According to a report from Voit Real Estate Services, an overall increase in investment activity in the coming quarters is expected, and an increase in leasing activity is also anticipated as many short-term lease deals come up for renewal. “As job creation continues and consumer confidence stabilizes, the office market will continue to recover,” the report states.

Cushman & Wakefield reports that office vacancy improved during the third quarter with a 1.5 percentage-point decrease to 14.8% from a year ago, the lowest rate since first-quarter 2008. Leasing activity cooled slightly to 5.2 million square feet, compared with 5.7 million square feet leased last year at this time, and occupancy gains picked up to 1.3 million square feet an increase of 17.3% over last year.

According to Cassidy Turley, the Anaheim-Santa Ana market office vacancy rate remained unchanged at 16.8% from second-quarter to third-quarter 2013, but that was a slight decrease from 17.6% in first-quarter 2013 and a significant decrease from 19.1% in third-quarter 2012. While the first two quarters of the year saw office absorption of more than 1 million square feet in this submarket, negative absorption of -8,000 square feet was noted in the third quarter.
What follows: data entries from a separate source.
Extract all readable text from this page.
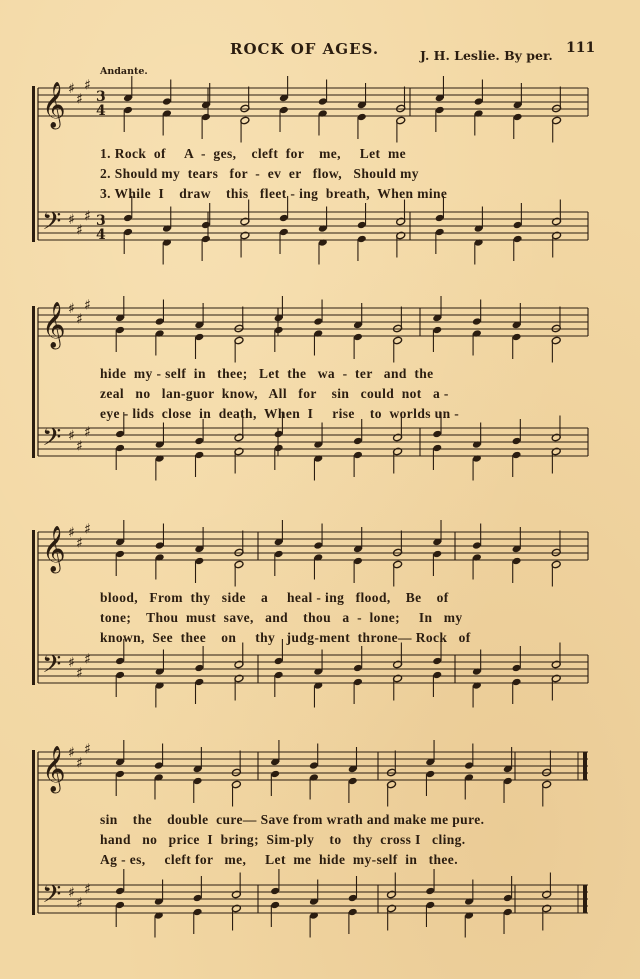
ROCK OF AGES.	J. H. Leslie. By per. 111
Andante.
𝄞
𝄢
♯
♯
♯
♯
♯
♯
3
4
3
4
𝄞
𝄢
♯
♯
♯
♯
♯
♯
𝄞
𝄢
♯
♯
♯
♯
♯
♯
𝄞
𝄢
♯
♯
♯
♯
♯
♯
1. Rock  of     A  -  ges,    cleft  for    me,     Let  me
2. Should my  tears   for  -  ev  er   flow,   Should my
3. While  I    draw    this   fleet - ing  breath,  When mine
hide  my - self  in   thee;   Let  the   wa  -  ter   and  the
zeal   no   lan-guor  know,   All   for    sin   could  not   a -
eye - lids  close  in  death,  When  I     rise    to  worlds un -
blood,   From  thy   side    a     heal - ing   flood,    Be    of
tone;    Thou  must  save,   and    thou   a  -  lone;     In   my
known,  See  thee    on     thy   judg-ment  throne— Rock   of
sin    the    double  cure— Save from wrath and make me pure.
hand   no   price  I  bring;  Sim-ply    to   thy  cross I   cling.
Ag - es,     cleft for   me,     Let  me  hide  my-self  in   thee.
Lease rates have continued to rise slowly in that submarket, from $22.82 per square foot in third-quarter 2012 to $23.47 per square foot in third-quarter 2013, Cassidy Turley reports.
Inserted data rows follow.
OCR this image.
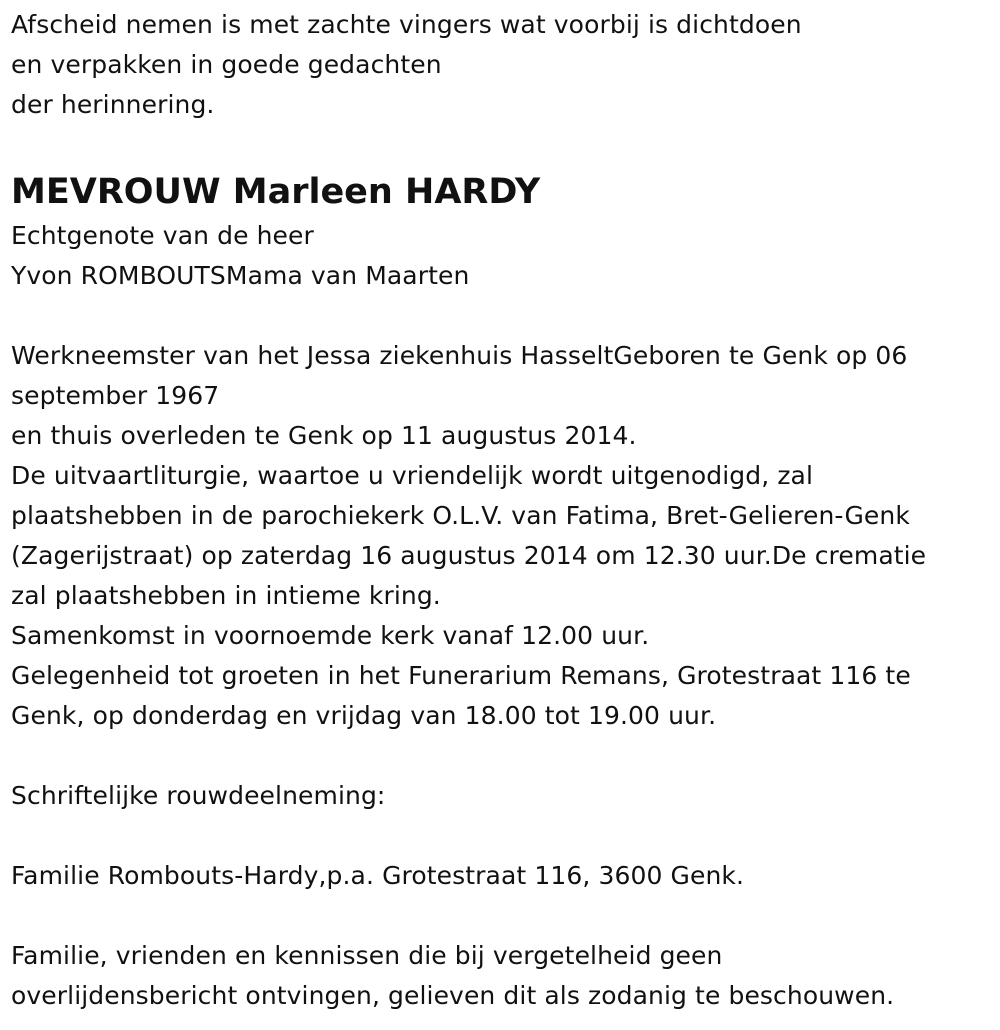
Afscheid nemen is met zachte vingers wat voorbij is dichtdoen
en verpakken in goede gedachten
der herinnering.
MEVROUW Marleen HARDY
Echtgenote van de heer
Yvon ROMBOUTSMama van Maarten
Werkneemster van het Jessa ziekenhuis HasseltGeboren te Genk op 06
september 1967
en thuis overleden te Genk op 11 augustus 2014.
De uitvaartliturgie, waartoe u vriendelijk wordt uitgenodigd, zal
plaatshebben in de parochiekerk O.L.V. van Fatima, Bret-Gelieren-Genk
(Zagerijstraat) op zaterdag 16 augustus 2014 om 12.30 uur.De crematie
zal plaatshebben in intieme kring.
Samenkomst in voornoemde kerk vanaf 12.00 uur.
Gelegenheid tot groeten in het Funerarium Remans, Grotestraat 116 te
Genk, op donderdag en vrijdag van 18.00 tot 19.00 uur.
Schriftelijke rouwdeelneming:
Familie Rombouts-Hardy,p.a. Grotestraat 116, 3600 Genk.
Familie, vrienden en kennissen die bij vergetelheid geen
overlijdensbericht ontvingen, gelieven dit als zodanig te beschouwen.
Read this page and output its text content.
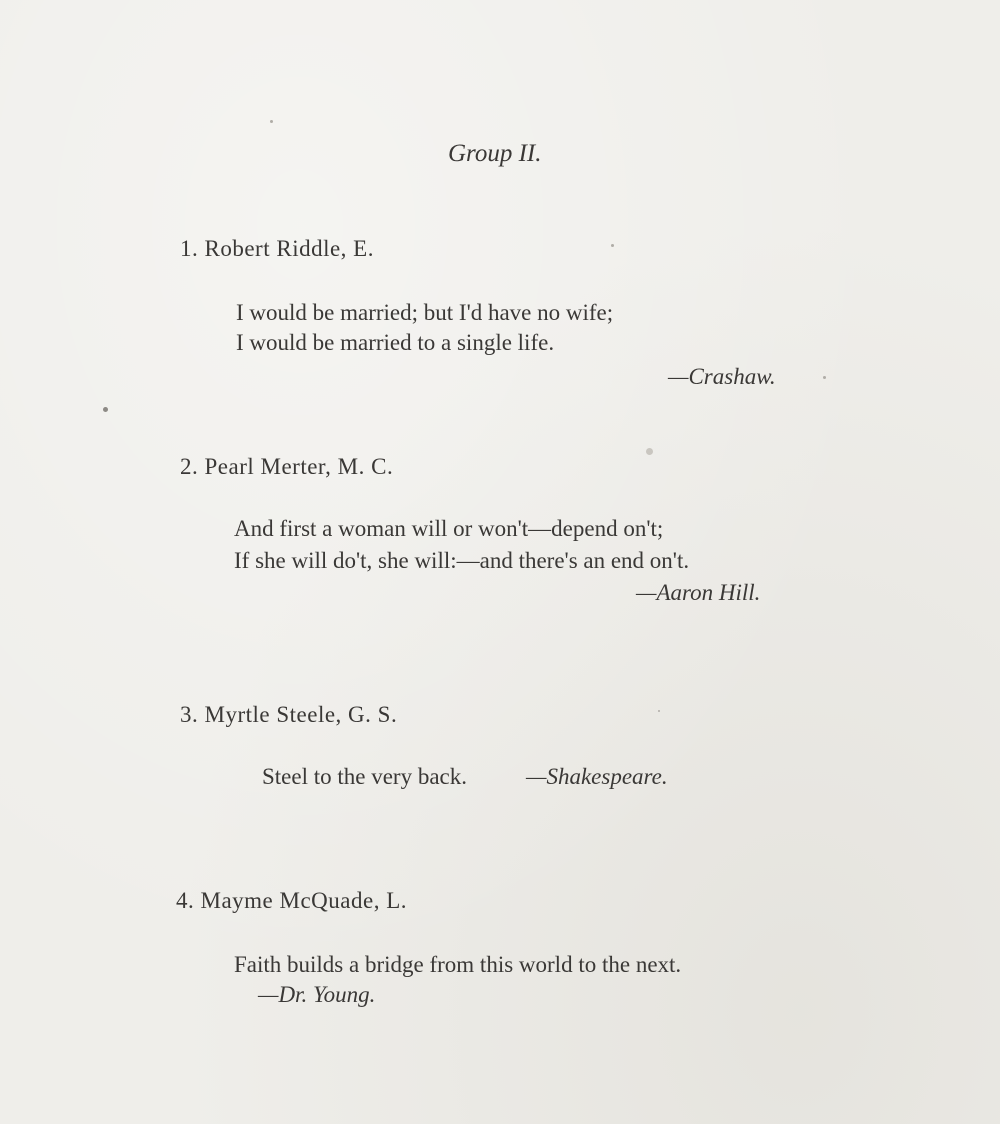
Group II.
1. Robert Riddle, E.
I would be married; but I'd have no wife;
I would be married to a single life.
—Crashaw.
2. Pearl Merter, M. C.
And first a woman will or won't—depend on't;
If she will do't, she will:—and there's an end on't.
—Aaron Hill.
3. Myrtle Steele, G. S.
Steel to the very back.	—Shakespeare.
4. Mayme McQuade, L.
Faith builds a bridge from this world to the next.
—Dr. Young.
As GlobeSt.com reported last week, Newport Center Dr. Newport Center Dr. ranks 10th on the list of most-expensive streets for renting office space in the country, according to Jones Lang LaSalle. The average monthly rental rate for office space on that street is $50.06, the firm reports.

 “We are beginning to see a decrease in the amount of vacant and available space [in Orange County],” say Jerry Holdner, VP of market research, and Tony Tran, market research analyst, of Voit. “As we progress into the last quarter of 2013, positive absorption should continue, and with few new deliveries in the pipeline to apply upward pressure on vacancy, the market will continue to stabilize.”